Potato Chip Cookie Recipe
Sometimes, the most unlikely combinations turn out to be completely, mind-blowingly delicious. Take this recipe for Potato Chip Cookies, for example. It's quite possibly the perfect combo of sweet/salty, tender/crunchy; in other words, the perfect cookie.
Servings 24 cookies
- 3/4 cup all-purpose flour
- 1/2 cup crushed potato chips reduced-fat kettle chips (see notes)
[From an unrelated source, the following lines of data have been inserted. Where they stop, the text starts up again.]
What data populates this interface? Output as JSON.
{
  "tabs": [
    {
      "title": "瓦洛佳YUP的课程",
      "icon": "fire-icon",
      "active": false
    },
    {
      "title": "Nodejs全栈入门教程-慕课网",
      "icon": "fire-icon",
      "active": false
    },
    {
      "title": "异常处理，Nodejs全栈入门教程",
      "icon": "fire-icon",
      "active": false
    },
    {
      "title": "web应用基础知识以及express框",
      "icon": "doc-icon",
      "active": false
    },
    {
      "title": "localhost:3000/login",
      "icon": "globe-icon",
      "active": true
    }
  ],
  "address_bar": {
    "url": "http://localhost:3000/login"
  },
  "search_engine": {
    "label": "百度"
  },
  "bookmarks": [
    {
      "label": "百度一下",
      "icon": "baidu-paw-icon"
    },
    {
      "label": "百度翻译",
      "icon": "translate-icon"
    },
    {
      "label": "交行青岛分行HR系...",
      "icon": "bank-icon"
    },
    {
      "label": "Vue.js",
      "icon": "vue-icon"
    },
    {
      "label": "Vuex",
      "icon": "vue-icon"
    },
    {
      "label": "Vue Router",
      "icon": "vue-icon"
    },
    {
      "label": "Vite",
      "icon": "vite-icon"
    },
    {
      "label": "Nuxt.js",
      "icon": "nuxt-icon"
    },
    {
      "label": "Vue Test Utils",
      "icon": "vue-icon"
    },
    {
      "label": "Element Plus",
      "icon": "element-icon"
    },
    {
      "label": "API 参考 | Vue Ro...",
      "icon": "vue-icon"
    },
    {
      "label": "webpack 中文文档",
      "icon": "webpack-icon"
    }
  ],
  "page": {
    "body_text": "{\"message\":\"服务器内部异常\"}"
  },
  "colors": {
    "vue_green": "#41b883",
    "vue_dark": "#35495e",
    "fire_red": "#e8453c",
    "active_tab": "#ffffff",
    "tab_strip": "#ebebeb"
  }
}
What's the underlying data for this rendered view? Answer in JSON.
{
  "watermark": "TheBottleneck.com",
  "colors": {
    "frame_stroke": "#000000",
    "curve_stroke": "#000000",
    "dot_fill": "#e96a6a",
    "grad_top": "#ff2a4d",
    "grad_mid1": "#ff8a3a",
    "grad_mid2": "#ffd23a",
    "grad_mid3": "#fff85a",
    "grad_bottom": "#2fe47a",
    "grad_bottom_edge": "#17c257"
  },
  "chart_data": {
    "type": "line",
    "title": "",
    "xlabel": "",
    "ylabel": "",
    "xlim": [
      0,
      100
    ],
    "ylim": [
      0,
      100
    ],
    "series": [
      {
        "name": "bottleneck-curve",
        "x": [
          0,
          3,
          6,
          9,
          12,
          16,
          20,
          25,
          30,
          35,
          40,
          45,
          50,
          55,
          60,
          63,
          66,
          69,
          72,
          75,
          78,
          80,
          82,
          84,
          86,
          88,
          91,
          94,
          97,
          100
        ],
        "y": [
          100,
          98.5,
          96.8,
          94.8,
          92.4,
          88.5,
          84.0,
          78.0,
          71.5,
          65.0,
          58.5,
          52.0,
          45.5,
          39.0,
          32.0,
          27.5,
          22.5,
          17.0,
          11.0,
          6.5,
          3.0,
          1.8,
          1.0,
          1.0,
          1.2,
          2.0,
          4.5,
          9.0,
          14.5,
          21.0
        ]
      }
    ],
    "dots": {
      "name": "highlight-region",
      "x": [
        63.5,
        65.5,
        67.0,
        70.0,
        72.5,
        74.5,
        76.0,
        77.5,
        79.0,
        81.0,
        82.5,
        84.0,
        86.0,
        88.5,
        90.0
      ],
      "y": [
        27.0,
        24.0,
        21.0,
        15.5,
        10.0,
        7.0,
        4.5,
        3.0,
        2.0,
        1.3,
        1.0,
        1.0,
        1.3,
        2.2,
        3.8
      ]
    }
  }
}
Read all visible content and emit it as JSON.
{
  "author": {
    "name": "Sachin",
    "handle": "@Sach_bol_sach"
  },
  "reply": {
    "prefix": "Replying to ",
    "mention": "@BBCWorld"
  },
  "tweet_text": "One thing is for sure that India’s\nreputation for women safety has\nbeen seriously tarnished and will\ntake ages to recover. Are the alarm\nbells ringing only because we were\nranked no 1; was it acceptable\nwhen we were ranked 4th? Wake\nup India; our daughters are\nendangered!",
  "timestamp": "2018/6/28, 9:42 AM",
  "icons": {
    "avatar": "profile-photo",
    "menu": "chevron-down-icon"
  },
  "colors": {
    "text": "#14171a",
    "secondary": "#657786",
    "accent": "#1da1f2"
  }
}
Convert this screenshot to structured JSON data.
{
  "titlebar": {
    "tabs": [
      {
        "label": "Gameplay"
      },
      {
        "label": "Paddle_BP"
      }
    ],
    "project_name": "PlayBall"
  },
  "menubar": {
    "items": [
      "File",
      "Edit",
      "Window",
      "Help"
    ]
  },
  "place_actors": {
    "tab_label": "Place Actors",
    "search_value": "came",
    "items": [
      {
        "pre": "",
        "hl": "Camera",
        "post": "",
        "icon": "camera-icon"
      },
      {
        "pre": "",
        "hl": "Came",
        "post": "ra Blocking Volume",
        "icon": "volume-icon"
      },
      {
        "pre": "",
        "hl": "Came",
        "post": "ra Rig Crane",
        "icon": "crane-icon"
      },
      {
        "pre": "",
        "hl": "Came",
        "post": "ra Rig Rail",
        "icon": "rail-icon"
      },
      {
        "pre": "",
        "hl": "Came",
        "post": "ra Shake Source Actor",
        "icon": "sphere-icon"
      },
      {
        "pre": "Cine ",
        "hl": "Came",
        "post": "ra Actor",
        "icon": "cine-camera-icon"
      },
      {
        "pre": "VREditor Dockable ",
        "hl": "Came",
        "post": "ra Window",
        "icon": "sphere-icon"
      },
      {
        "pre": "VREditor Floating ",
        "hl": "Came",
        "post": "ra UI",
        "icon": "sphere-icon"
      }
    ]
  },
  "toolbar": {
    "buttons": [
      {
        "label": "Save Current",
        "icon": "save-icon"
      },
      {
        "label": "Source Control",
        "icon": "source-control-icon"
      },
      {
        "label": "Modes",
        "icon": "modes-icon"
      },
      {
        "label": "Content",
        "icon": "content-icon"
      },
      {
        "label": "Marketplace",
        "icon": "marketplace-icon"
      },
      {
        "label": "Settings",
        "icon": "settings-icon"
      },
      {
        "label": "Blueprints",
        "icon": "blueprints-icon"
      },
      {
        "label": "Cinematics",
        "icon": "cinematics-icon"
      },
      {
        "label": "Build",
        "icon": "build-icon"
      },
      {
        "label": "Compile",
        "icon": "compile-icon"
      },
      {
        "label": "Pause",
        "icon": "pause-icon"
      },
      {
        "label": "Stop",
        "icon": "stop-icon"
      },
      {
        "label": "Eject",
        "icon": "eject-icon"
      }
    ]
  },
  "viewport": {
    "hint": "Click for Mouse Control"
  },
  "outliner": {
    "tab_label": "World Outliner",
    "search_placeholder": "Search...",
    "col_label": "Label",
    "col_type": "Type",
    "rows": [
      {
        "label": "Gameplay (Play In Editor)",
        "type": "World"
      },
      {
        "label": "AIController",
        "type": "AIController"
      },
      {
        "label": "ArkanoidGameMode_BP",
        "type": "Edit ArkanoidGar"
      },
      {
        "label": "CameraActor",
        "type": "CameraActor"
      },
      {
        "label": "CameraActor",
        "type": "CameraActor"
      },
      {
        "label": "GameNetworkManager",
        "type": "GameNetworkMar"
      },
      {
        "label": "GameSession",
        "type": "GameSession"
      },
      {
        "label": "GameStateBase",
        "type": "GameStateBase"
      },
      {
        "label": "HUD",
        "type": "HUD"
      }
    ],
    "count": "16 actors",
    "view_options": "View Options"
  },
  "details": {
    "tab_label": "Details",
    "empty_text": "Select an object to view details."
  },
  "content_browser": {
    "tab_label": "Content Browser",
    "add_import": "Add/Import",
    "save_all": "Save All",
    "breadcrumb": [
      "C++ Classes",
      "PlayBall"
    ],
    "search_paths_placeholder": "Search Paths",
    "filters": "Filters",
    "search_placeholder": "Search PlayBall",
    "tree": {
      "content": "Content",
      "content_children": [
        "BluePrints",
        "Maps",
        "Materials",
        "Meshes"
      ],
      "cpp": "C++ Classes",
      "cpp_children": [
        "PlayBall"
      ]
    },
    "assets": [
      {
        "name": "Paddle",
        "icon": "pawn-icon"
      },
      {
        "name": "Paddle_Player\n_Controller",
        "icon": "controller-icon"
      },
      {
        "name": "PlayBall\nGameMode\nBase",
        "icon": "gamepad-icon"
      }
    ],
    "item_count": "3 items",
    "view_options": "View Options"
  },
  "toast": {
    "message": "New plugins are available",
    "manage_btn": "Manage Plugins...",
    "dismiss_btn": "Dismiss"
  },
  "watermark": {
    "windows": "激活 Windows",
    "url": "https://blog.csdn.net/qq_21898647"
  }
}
- 1/4 cup toasted pecans finely chopped
- 1/4 teaspoon salt
- 8 tablespoons unsalted butter cut into tablespoons and softened
- 1/4 cup sugar
- 1/4 cup powdered sugar
- 1 large egg yolk
- 1/2 teaspoon vanilla extract
Adjust an oven rack to the middle position and preheat oven to 350 degrees. Line 2 rimmed baking sheets with parchment paper or foil.
In a medium bowl, combine flour, potato chips, pecans, and salt. Set aside.
In a standing mixer fit with the paddle attachment, or using an electric mixer by hand, on medium-high speed cream butter, sugar, and powdered sugar together until pale and fluffy, about 3 minutes.
Add egg yolk and vanilla and beat until combined. Reduce speed to low and add flour mixture in 3 batches, beating well after each batch to combine.
Roll dough into 1-inch balls. Flour the bottom of a drinking glass and flatten balls into 1/4-inch thick.
Bake one sheet at time until cookies are set and lightly browned on the bottom, 10 to 13 minutes. Cool completely on baking sheets, about 15 minutes.
Reduced-fat potato chips are best in this recipe because they have less grease than regular potato chips (so the cookies don't get too greasy). I like kettle chips for the extra crunch.
Adapted from Cook's Country Eats Local.